Now, the KNL system outperforms the standard ARCHER nodes. The KNL system has 64 cores per node, the ARCHER system has 24 cores per node. Each MPI process is slower on the KNL system than the standard ARCHER nodes, but the fact that there are nearly 3x more cores in the KNL node mean we can complete simulations faster on the KNL system for the same number of nodes when compared to the multi-core system.

 

Figure 3: ARCHER vs ARCHER KNL: node to node comparison

This also seems to be a better way of comparing performance for this case because on ARCHER we charge on a node allocation basis, not by numbers of MPI processes or threads used, and the energy used to complete my simulation is much more strongly related to the number of nodes I used rather than what I fill those nodes with. As energy consumed by the application is a large part of the cost of running that application, this node-to-node comparison seems to be a better way of comparing performance. 

Node to node, hardware to hardware

It also allows comparing different kinds of hardware, GPUs to manycore nodes, multi-core to GPUs, etc...  Comparing a node to a node seems to be a fair way for most situations.   Having said that, there is hardware/setup that breaks this fairness. NVIDIA's DGX-1 server  can be considered a single node, but contains 8 GPUs and probably consumes a lot more energy that a single KNL node or a standard multi-core node. 

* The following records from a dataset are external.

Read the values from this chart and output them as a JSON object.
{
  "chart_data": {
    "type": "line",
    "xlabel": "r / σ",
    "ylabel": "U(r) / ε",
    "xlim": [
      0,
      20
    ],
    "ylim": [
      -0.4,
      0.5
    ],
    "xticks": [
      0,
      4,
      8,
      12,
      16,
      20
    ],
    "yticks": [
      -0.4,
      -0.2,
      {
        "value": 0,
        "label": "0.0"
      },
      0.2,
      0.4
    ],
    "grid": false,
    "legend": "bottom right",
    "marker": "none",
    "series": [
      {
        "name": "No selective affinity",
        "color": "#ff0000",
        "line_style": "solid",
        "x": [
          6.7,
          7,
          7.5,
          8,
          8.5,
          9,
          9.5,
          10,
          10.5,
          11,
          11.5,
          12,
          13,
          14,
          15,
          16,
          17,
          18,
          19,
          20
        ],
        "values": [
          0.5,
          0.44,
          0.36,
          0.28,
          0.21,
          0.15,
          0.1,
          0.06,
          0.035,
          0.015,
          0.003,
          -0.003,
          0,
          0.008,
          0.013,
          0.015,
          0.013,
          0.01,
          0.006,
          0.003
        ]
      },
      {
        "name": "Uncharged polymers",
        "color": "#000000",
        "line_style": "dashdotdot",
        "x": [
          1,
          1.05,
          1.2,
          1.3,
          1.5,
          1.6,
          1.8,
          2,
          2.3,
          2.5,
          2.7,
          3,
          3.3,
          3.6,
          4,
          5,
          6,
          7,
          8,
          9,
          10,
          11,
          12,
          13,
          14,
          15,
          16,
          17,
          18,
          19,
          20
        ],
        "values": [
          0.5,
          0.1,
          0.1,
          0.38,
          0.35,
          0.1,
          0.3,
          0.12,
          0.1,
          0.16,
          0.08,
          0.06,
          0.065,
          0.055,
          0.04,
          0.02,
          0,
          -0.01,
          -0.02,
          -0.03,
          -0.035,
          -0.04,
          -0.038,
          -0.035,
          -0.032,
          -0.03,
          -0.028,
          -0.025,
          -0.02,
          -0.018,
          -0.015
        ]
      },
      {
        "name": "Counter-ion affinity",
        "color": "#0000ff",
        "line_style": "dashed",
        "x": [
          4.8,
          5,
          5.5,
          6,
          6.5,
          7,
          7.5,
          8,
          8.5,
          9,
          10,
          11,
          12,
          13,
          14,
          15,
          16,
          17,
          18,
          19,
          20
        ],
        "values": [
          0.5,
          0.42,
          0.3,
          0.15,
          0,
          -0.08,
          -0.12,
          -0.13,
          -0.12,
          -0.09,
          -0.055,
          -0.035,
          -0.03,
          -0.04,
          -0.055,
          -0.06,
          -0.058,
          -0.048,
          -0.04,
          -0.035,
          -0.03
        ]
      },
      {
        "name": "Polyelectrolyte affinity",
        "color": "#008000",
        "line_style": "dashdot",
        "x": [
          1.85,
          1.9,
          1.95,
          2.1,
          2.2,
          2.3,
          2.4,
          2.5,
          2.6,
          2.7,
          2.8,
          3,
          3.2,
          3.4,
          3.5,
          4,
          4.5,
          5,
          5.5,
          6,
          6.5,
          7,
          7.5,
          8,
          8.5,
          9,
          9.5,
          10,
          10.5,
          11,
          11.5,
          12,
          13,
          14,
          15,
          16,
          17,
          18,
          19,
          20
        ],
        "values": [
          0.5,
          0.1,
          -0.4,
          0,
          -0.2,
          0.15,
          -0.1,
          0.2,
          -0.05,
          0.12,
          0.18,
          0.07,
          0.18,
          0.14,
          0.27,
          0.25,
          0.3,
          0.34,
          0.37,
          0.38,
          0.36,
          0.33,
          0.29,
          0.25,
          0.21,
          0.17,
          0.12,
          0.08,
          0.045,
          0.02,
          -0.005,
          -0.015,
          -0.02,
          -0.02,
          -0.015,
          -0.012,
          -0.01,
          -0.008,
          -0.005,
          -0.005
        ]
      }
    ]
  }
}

Likewise, Google's TPU processor can do neural network simulations much quicker than GPU or multi-core processors, and for a much smaller amount of energy.  However, it's not general purpose and can't run a whole range of different applications, so maybe it's not a fair comparison either.

Therefore, when we're doing these comparisons we probably want to evaluate the energy consumed by the nodes to see if they are similar enough to allow comparison, and also the range of applications they will run. Possibly also the effort required to port to them would be good to consider, although this is hard to objectively evaluate. 

Whatever, some careful thought is needed when doing anything other than comparing two different versions of the same application on the same hardware with the same test case.  Even then, it's worth thinking about what performance you are really interested in (and usually it's actually time to solution rather than scaling or some other metric like that) and how you can fairly demonstrate what has been achieved.